In diesem Blogpost zeige ich, wie eine Decision Engine - basierend auf dem neuen OMG-Standard DMN - im Kreditantragsprozess bei der Auswahl des dem Interessenten anzubietenden Kreditprodukts angewendet werden kann.

Dabei verwende ich die Open Source Produkte von camunda, wie den Camunda Modeler für die Modellierung von BPMN 2.0 Prozessdiagrammen und DMN 1.1 Entscheidungstabellen, die Camunda Process Engine und die Decision Engine (Release 7.4) für die Ausführung der modellierten Prozessdefinitionen und Entscheidungstabellen.

DMN in Kürze - Was ist das eigentlich?

Die Abkürzung DMN steht für Decision Model And Notation und ist eine von OMG (Object Management Group) verabschiedete Notation, die uns dabei hilft, die in Geschäftsprozessen angewendete Entscheidungslogik (Geschäftslogik) auf eine einheitliche (standardisierte) Art und Weise, leicht verständlich beschreiben zu können. Die Notation definiert u.a. Regeln für die Beschreibung von Diagrammen und Entscheidungstabellen, die zur visuellen Darstellung von Geschäftsregeln sehr gut geeignet sind und die somit das in den Geschäftsprozessen oft nur in Software-Codestrecken oder in Köpfen der betroffenen Mitarbeiter vorhandene Wissen explizit machen. Dadurch kann ein weiterer Fortschritt auf dem Weg der so oft und heftig diskutierten Business - IT - Alignment erreicht werden.

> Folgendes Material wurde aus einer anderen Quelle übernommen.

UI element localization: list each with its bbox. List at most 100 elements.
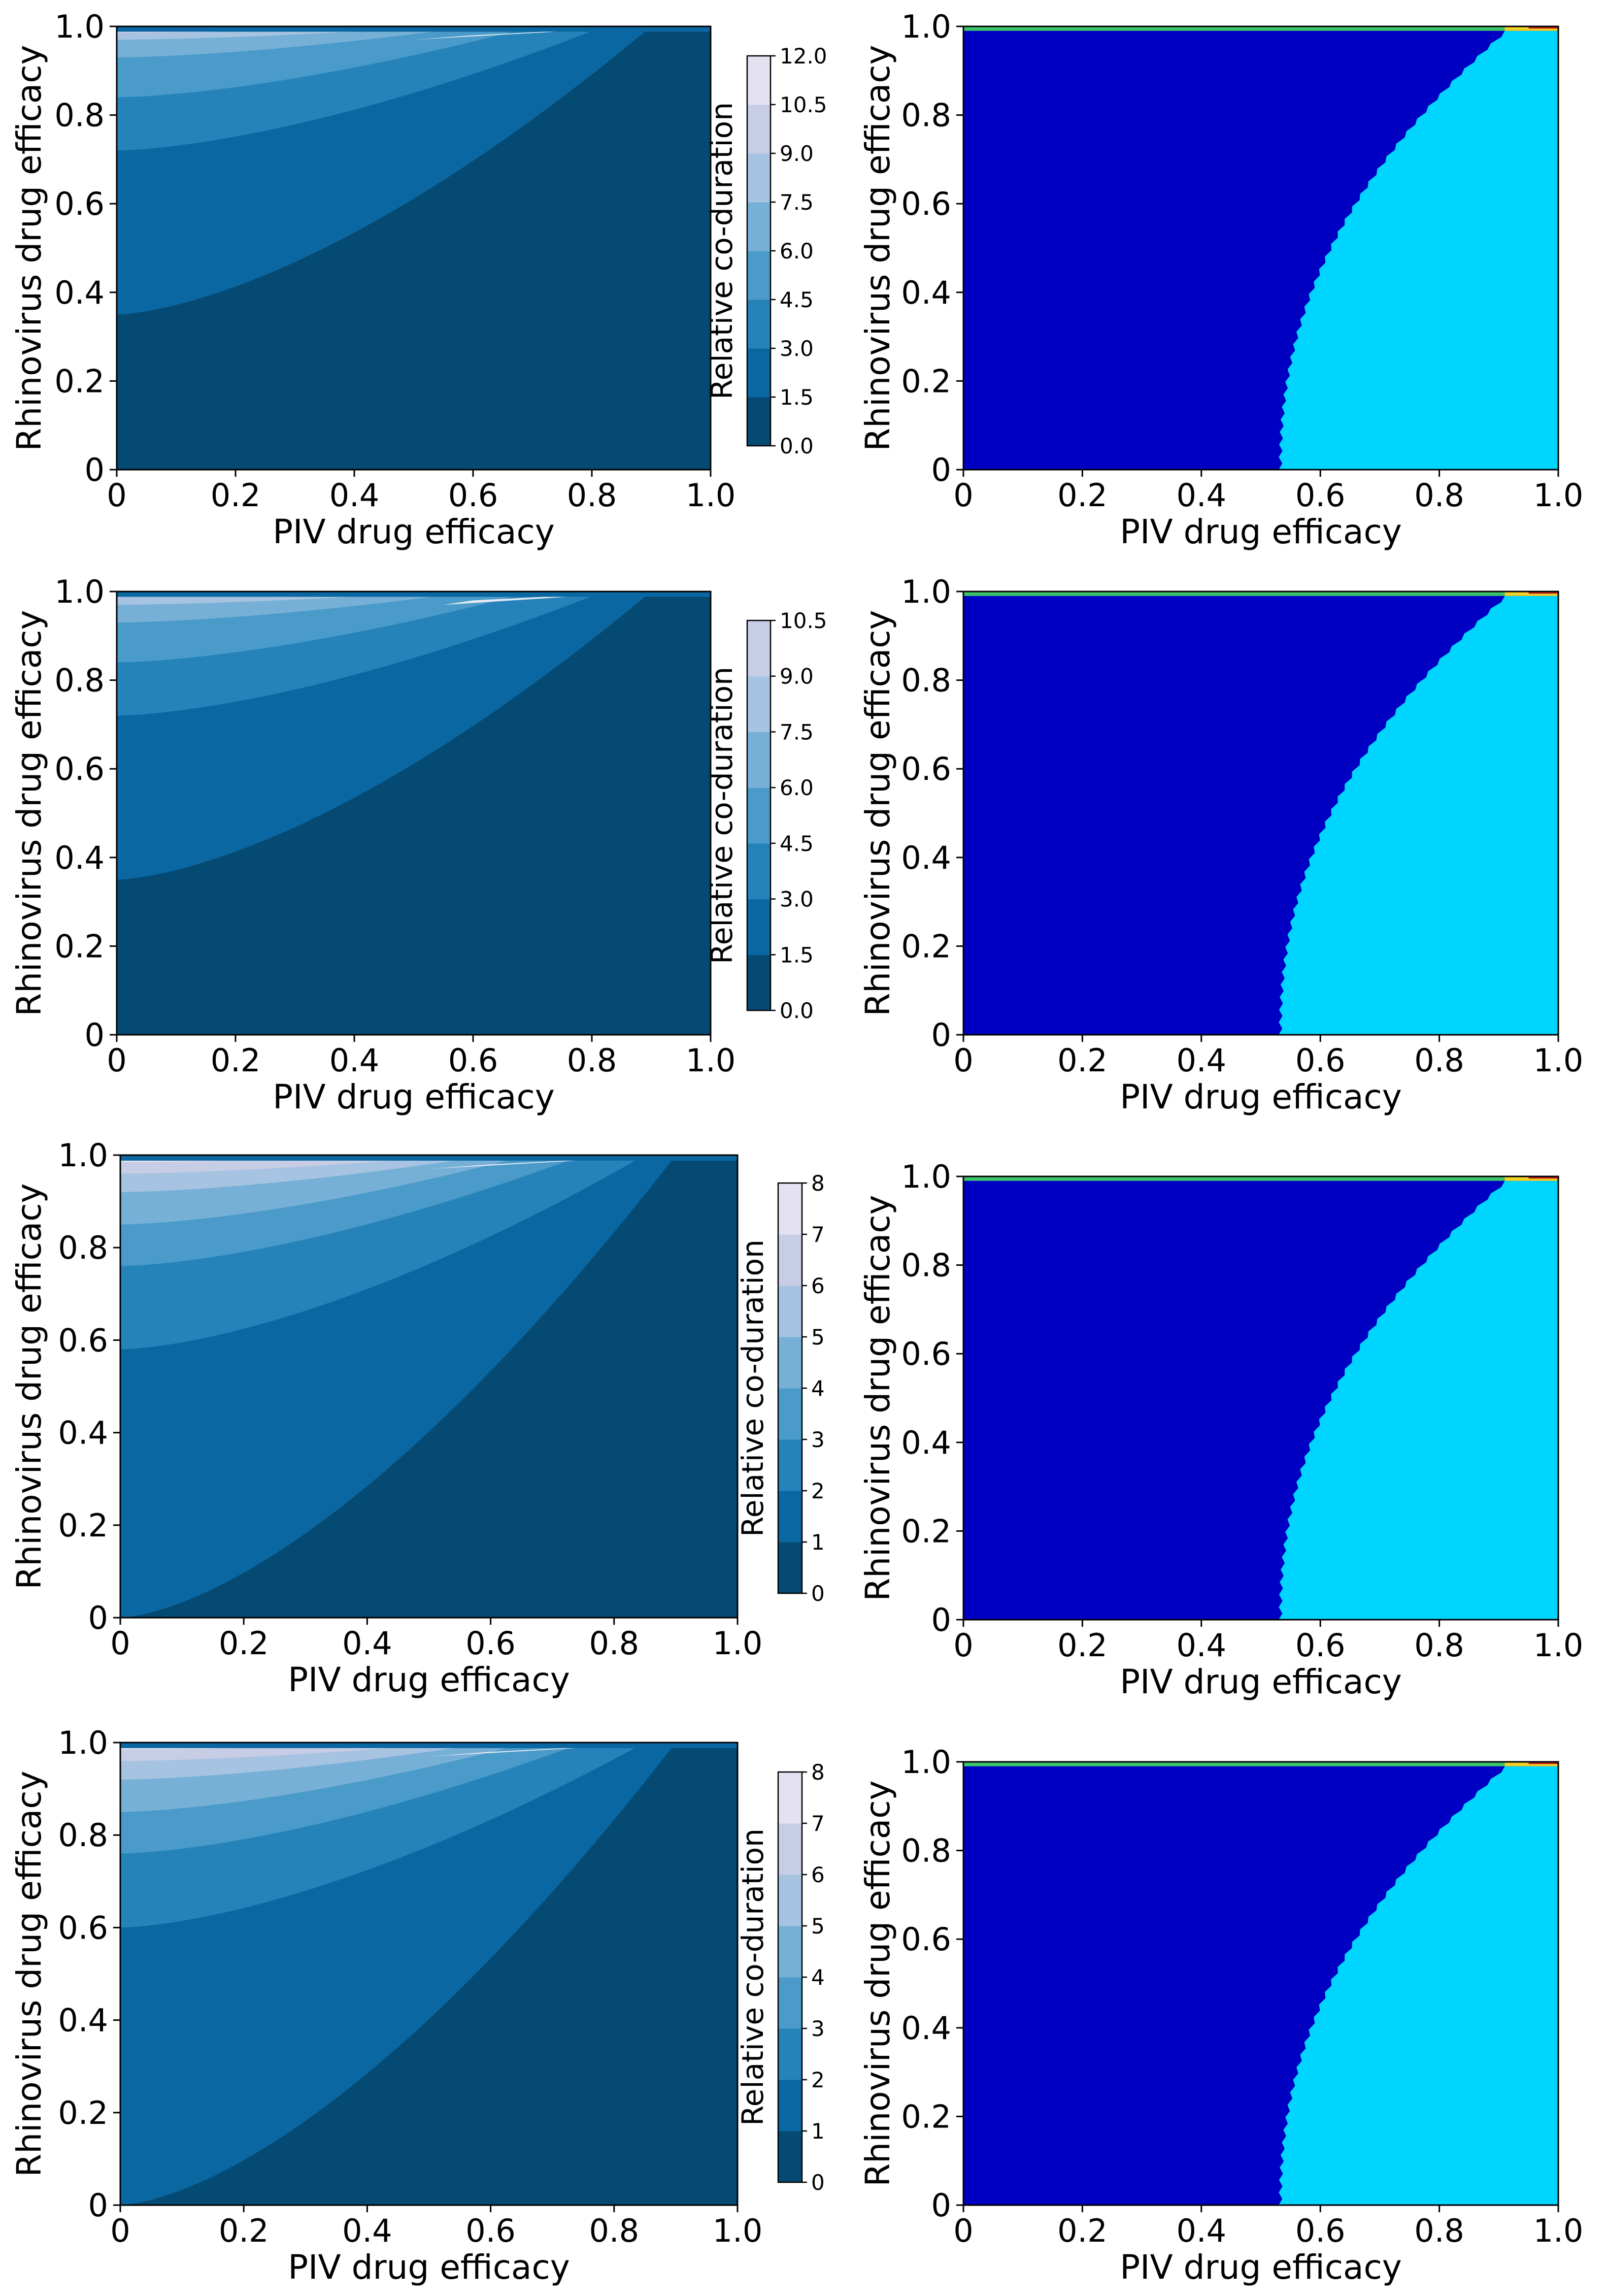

DMN hilft uns aber nicht nur bei der Modellierung und Dokumentation von Geschäftsregeln. Dank des Strebens nach Standardisierung können mithilfe der Notation beschriebene Entscheidungstabellen von verschiedenen Softwareprodukten - sogenannte Decision Engines - interpretiert und ausgeführt werden. Die Abhängigkeit zu einem Softwarehersteller (proprietäre Lösung) kann somit vermindert werden.

Entscheidungstabellen

Im Mittelpunkt der Notation stehen - aus operativer Sicht betrachtet - die Entscheidungstabellen. Eine Entscheidungstabelle besteht aus Kombination von Kriterien (Inputs) mit ihren jeweiligen Ausprägungen (Input-Werte) und die daraus resultierenden Ergebnisse (Outputs). Sie kann tabellarisch dargestellt werden. Eine Darstellungsform ist, dass die Kriterien und Ergebnisse als Spalten, die Regeln als Zeilen abgebildet sind. Es können beliebig viele Input- und Output-Werte definiert werden, ebenso wie die Regeln.

Entscheidungstabelle-leer

Die obige leere Entscheidungstabelle beinhaltet 2 (nicht definierte) Inputs (Kriterium 1 / Kriterium 2), 2 Outputs (Ergebnis 1 / Ergebnis 2) und hat 3 (nicht definierte) Regeln. 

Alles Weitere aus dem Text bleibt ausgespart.